What do you call a Justice Department that would rather do the defense's job than its own? "Covington & Burling" is already taken. If these reports are true, the Department will definitely need that new name. But whatever you call it, don't call it 'justice.'

__________________________

AUDIT EXCERPTS

For Ally Financial:

"Our review was significantly hindered by Ally's refusal to allow us to interview responsible personnel and its failure to provide the documentation we requested in a timely manner. At our request, Ally gave us a list of employees responsible for signing affidavits. We attempted to interview these employees to determine whether they properly processed foreclosure affidavits but were told by Ally's attorneys that we could not do so. … Individual counsel for each of the employees objected, citing Fifth Amendment concerns – (note to Holder Justice Department: that's the one about not testifying if your answers would "tend to incriminate you") – and we were prohibited from interviewing them.

"Ally also failed to produce requested documents and other information in a timely manner. Therefore, we served Ally with two Inspector General subpoenas on December 6, 2010. The information and data it provided in response to our two subpoenas were incomplete …"

For Wells Fargo:

"Wells Fargo provided a list of 14 affidavit signers and notaries and then initially restricted our access to interview them. Wells Fargo attorneys interviewed them first and then only allowed us to interview 5 of the 14 affidavit signers. Wells Fargo told us that we could not interview the others because they had reported questionable affidavit signing or notarizing practices when it interviewed them. After discussion with attorneys for Wells Fargo and OIG counsel, terms were agreed to, permitting us to interview these remaining nine persons. The terms that Wells Fargo set required that Wells Fargo management and attorneys attend all of the interviews as facilitators. This condition resulted in delays and may have limited the effectiveness of those interviews.

"Wells Fargo's terms also required that persons we interviewed have private counsel present on their behalf. Wells Fargo chose the private counsel and paid the attorney fees of the persons we interviewed. Wells Fargo was not timely in arranging the private attorneys, which further delayed our interviews. However, as our work progressed and through other research, we began identifying many more affidavit signers and notaries that Wells Fargo did not disclose to us initially. Wells Fargo ultimately disclosed 35 persons, and we interviewed 33 of them (22 affidavit signers and 11 notaries)."

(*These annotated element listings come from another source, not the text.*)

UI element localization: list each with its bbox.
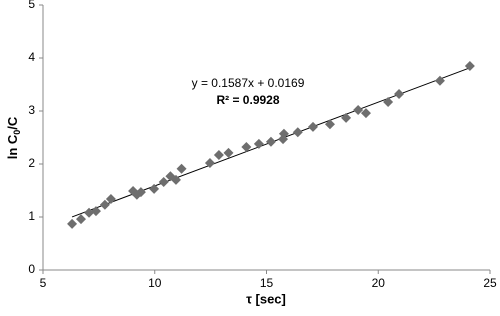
y-tick-label: 1 bbox=[28, 209, 35, 223]
point bbox=[360, 108, 371, 119]
x-axis-label: τ [sec] bbox=[246, 291, 286, 306]
point bbox=[75, 214, 86, 225]
point bbox=[223, 147, 234, 158]
y-label-sub: 0 bbox=[12, 130, 22, 135]
x-tick-label: 15 bbox=[260, 276, 274, 290]
y-tick-label: 4 bbox=[28, 50, 35, 64]
y-label-main: ln C bbox=[5, 134, 20, 159]
point bbox=[213, 149, 224, 160]
point bbox=[204, 157, 215, 168]
x-tick-label: 20 bbox=[372, 276, 386, 290]
point bbox=[383, 96, 394, 107]
point bbox=[434, 75, 445, 86]
point bbox=[99, 199, 110, 210]
x-tick-label: 10 bbox=[148, 276, 162, 290]
y-tick-label: 0 bbox=[28, 262, 35, 276]
x-tick-label: 25 bbox=[483, 276, 497, 290]
point bbox=[170, 174, 181, 185]
point bbox=[253, 138, 264, 149]
point bbox=[292, 127, 303, 138]
point bbox=[67, 218, 78, 229]
point bbox=[241, 142, 252, 153]
x-tick-label: 5 bbox=[40, 276, 47, 290]
point bbox=[278, 128, 289, 139]
point bbox=[135, 187, 146, 198]
y-axis-label: ln C0/C bbox=[5, 116, 22, 159]
point bbox=[105, 193, 116, 204]
point bbox=[394, 89, 405, 100]
point bbox=[158, 177, 169, 188]
point bbox=[265, 136, 276, 147]
point bbox=[149, 183, 160, 194]
point bbox=[324, 119, 335, 130]
point bbox=[341, 112, 352, 123]
point bbox=[176, 163, 187, 174]
y-label-tail: /C bbox=[5, 116, 20, 130]
point bbox=[464, 60, 475, 71]
point bbox=[84, 207, 95, 218]
point bbox=[90, 206, 101, 217]
r-squared: R² = 0.9928 bbox=[216, 93, 279, 107]
point bbox=[353, 104, 364, 115]
y-tick-label: 5 bbox=[28, 0, 35, 11]
y-tick-label: 3 bbox=[28, 103, 35, 117]
y-tick-label: 2 bbox=[28, 156, 35, 170]
point bbox=[307, 121, 318, 132]
equation: y = 0.1587x + 0.0169 bbox=[192, 76, 305, 90]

For JPMorgan Chase, whose CEO Jamie Dimon is the frequent recipient of lavish praise from the press and the President:

"Our review was hindered by Chase's reluctance to allow us to interview employees outside the presence or involvement of its management staff or attorneys; therefore, the effectiveness of those interviews was limited. On a number of occasions during the interviews, Chase's management or attorneys clarified statements provided by staff. In addition, Chase did not provide read-only access to its mortgage servicing systems, which would have allowed us to independently verify the amounts on the affidavits and assess the reliability of the data to facilitate a better understanding of Chase's internal controls.

"Chase was unable to provide electronic production records for all operations specialists during our review period. Chase's production records, prepared using Microsoft Excel, identified the persons who prepared each foreclosure package and signed the affidavits. However, for the records provided, all of the data fields were not always complete, and Chase did not provide a point of contact, who could explain and clarify the data. Further, Chase provided the production reports nearly 4 months after our initial request. As a result, it was not possible to know whether Chase omitted from the records information that was relevant to our review."

The results were similar for Bank of America and Citigroup.